This post is quite long but thank you so much if u do read it
This is the email I sent my student support anonymously:
(I had a intro about myself but it gives away where i study)
Ever since I met and approached this girl 8 months ago she has been in my mind. It's killing me mentally. It's weird as I am happy etc in college but when I get home it can effect me. But, the worst is going to sleep, it's like I have a nightmare most nights before I'm even actually asleep. We never really got to know each other and she thinks I'm a creep for understandable reasons (I'm not though...). She was never interested in me but I'm finding it impossible to get her out of my head. I have met and texted girls during the 8 months but it doesn't help. Even after summer I was no different, I still couldn't get her out of my mind. She has caused me to be depressed, have suicidal thoughts (rarely though). I even at one point would go to the college grass bit (where the greenhouse is) and punch my fists into the ground to help escape the pain whilst at college. I have now even started to ask myself what the point of life is, why should I live, when I'm just gonna be numb and useless. I don't know what to do, every piece of advice I get from people online is the exact same and useless. I am using an anonymous email address as I guess I'm scared of getting help in real life and letting you guys know who I am, you also may tell my parents who I don't want to worry. Please I just want these painful nights and even days to end, I'm begging you for advice that is different from the rest, something that can really help.This is the email i got back:
Hello there and thank you for emailing student support.
It sounds like you are going through a difficult time and I would like to be able to try and offer you some support. Here in student support we offer a confidential service and therefore we do not report back to parents or teachers. The only time we would do this is if we felt you or others were in danger or harm.
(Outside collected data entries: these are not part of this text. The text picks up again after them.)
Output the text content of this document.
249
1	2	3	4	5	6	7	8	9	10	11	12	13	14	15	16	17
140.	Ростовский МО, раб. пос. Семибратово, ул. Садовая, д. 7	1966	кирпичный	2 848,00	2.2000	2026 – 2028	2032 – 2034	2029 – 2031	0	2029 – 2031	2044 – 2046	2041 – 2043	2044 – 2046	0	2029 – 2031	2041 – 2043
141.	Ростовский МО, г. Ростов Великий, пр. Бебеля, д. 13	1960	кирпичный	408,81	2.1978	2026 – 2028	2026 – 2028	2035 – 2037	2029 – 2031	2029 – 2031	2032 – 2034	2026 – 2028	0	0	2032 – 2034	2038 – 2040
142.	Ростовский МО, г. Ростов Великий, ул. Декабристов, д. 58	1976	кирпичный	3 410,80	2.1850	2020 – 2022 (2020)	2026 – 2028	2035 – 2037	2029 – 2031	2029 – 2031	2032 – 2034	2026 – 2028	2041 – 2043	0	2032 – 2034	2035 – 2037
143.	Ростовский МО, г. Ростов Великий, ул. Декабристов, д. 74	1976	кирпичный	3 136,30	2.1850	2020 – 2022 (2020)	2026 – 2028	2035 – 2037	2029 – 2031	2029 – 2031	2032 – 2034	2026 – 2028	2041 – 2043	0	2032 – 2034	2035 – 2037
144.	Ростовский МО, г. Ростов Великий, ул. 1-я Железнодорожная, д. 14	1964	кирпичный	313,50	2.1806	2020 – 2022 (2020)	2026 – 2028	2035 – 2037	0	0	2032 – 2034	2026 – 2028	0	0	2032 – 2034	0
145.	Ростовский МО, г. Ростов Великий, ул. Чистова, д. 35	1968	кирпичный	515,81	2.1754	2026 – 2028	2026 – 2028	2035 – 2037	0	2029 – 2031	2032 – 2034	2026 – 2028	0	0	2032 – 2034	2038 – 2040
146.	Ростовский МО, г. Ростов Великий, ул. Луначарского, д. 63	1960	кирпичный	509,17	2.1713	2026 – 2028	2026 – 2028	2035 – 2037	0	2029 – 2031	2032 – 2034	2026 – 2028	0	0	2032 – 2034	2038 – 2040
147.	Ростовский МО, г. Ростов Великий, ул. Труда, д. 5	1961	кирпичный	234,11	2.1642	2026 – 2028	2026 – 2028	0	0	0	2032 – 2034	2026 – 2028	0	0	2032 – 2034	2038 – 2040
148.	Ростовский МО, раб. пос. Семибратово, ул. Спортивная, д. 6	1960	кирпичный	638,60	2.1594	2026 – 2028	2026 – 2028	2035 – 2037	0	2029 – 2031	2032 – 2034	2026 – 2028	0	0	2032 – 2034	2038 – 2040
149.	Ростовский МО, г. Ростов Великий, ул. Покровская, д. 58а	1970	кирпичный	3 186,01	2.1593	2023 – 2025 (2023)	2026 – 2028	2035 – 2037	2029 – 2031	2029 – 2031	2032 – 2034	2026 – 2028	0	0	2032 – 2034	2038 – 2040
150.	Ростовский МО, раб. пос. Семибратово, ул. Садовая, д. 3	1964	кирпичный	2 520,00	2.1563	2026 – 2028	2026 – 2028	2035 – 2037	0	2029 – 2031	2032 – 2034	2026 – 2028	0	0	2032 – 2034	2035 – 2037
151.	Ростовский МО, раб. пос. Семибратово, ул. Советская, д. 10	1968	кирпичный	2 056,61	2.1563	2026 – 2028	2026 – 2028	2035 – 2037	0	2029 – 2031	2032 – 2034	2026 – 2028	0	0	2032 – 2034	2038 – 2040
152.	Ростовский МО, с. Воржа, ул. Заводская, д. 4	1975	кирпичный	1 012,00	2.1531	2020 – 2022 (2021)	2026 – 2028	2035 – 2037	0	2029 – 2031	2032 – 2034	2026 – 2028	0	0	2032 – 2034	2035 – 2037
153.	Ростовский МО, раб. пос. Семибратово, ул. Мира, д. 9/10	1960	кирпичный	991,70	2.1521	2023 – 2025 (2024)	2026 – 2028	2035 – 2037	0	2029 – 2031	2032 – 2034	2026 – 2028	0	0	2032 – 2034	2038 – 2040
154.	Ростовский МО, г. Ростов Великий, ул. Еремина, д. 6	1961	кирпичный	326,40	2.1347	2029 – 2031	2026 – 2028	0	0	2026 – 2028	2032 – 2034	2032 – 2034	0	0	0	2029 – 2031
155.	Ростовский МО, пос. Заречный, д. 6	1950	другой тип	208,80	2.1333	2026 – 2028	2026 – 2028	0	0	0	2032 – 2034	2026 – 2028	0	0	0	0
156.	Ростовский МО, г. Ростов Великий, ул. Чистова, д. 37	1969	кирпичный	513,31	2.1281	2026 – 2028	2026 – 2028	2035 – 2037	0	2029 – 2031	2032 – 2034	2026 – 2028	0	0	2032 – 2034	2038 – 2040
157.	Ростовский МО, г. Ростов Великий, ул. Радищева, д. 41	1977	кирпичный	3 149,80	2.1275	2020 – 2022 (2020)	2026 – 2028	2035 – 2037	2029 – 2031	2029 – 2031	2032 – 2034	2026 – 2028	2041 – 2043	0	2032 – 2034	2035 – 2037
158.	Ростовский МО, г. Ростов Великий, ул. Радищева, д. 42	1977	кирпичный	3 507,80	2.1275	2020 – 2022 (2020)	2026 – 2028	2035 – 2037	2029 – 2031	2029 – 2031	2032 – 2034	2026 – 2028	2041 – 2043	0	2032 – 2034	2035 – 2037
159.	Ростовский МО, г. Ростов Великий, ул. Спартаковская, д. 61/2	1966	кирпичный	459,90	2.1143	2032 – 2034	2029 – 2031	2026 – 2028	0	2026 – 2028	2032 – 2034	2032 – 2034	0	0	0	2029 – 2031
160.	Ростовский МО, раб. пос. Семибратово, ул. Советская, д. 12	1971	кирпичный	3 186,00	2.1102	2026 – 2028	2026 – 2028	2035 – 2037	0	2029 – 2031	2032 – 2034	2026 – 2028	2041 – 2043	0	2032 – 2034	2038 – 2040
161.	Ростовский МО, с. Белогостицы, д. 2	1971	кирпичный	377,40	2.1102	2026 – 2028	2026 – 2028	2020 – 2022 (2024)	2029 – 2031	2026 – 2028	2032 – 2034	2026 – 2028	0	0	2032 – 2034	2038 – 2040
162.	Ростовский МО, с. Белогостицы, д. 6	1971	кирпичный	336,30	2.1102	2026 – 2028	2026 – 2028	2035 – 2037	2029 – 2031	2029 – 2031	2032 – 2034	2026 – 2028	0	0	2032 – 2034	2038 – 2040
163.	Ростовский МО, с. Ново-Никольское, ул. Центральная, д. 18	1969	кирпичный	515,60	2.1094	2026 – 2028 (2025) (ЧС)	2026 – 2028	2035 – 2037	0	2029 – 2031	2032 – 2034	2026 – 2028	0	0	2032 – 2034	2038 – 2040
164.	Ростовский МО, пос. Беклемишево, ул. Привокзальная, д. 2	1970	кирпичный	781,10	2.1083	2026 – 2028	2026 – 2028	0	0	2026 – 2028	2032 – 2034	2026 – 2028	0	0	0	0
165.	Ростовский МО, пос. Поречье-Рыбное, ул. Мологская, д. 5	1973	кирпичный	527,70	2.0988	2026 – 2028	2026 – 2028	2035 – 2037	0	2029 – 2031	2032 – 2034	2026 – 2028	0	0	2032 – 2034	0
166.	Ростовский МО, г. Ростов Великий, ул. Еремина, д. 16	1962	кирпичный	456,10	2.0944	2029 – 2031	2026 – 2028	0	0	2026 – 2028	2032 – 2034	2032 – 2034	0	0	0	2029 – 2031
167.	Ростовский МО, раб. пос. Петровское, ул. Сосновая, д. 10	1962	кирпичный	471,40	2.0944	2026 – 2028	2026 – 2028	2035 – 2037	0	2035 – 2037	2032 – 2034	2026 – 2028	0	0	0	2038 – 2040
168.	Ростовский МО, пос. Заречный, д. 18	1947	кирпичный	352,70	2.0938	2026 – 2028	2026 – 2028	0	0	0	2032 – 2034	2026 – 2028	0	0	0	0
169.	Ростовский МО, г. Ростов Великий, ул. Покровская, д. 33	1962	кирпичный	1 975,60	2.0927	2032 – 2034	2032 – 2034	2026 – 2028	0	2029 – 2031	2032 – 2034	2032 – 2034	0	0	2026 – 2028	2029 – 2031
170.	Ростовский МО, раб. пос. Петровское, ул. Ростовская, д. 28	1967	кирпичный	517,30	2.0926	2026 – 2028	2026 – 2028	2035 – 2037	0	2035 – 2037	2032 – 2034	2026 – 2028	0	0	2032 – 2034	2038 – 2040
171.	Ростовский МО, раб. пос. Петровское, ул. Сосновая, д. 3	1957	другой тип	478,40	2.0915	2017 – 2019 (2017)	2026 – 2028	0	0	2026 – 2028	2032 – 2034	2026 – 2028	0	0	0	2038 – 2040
It sounds like you have already tried to communicate with people online and have not found this helpful, therefore I would encourage you to make an appointment where we could perhaps explore some of your feelings.
If you still wish to remain anonymous then you could contact (anon) counselling on (phone number hidden) (N/A) and arrange to see them. They are not connected to the college and therefore you may feel are a ‘safer’ option for you.
Please contact me as I would like to arrange an appointment to see you.
This email seems fine but I'm scared that they are gonna think I or the person who has made me unstable mentally is in danger and therefore contact my parents. The only reason I want to do this is because I don't want them to make my parents or anyone else worry. I want to be 100% honest which will be extremely disturbing for them and will most likely make them contact someone else... What should I do?